Deu certo. A série chegou a figurar no ranking de dez produtos mais vistos do Globoplay no decorrer das últimas duas semanas, quando a primeira leva de episódios foi lançada na plataforma. Nas redes sociais, tanto adolescentes quanto adultos elogiaram a trama, e até a crítica especializada recebeu bem a obra. Mas o que fez com que essa mistura funcionasse tão bem?
Leandra Leal, Rita Toledo e Carol Benjamin, as criadoras da série, já tinham as próprias teorias desde o evento de lançamento de A Vida Pela Frente. Leandra acredita que o sucesso se deve ao fato de as três terem propriedade para contarem uma história daquela forma, naquele período --afinal, elas sentiram os dramas na própria pele. Foi por isso que ela optou por manter a trama nos anos 1990, e não trazê-la para os dias atuais.
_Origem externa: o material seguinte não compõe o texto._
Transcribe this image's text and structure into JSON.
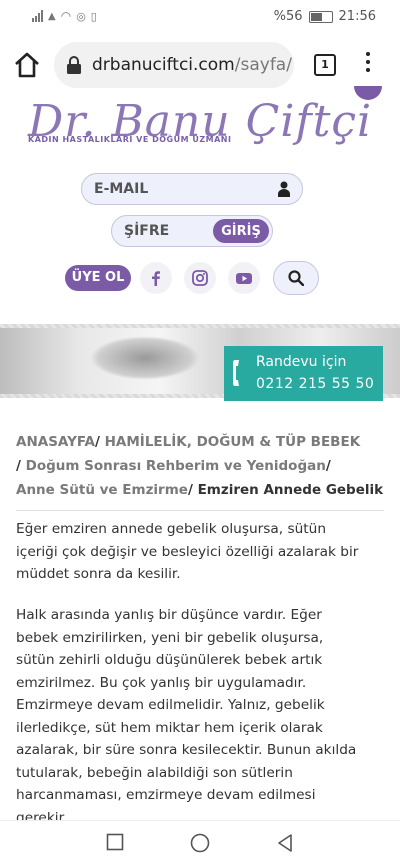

"Foi uma escolha da gente de se conectar com algo que fosse muito verdadeiro nosso. Acho que tem uma diferença muito grande na adolescência de hoje... A tecnologia fez uma mudança muito radical na experiência do que é ser jovem. A trama iria para outros lugares. Uma coisa que nós três acreditamos é que, quanto mais a gente se conecta com aquilo que é verdadeiro na gente, mais esse lugar verdadeiro encontra o do outro", explicou a atriz --que atua como diretora de uma obra ficcional pela primeira vez.
Mas esse não foi o único motivo. As criadoras queriam trabalhar com o "bug do milênio", uma espécie de pânico geral de que toda a tecnologia implodiria na virada de 1999 para 2000 --e levaria com ela o mundo como o conhecemos. Segundo Rita, esse desespero expressa um pouco do clima da série.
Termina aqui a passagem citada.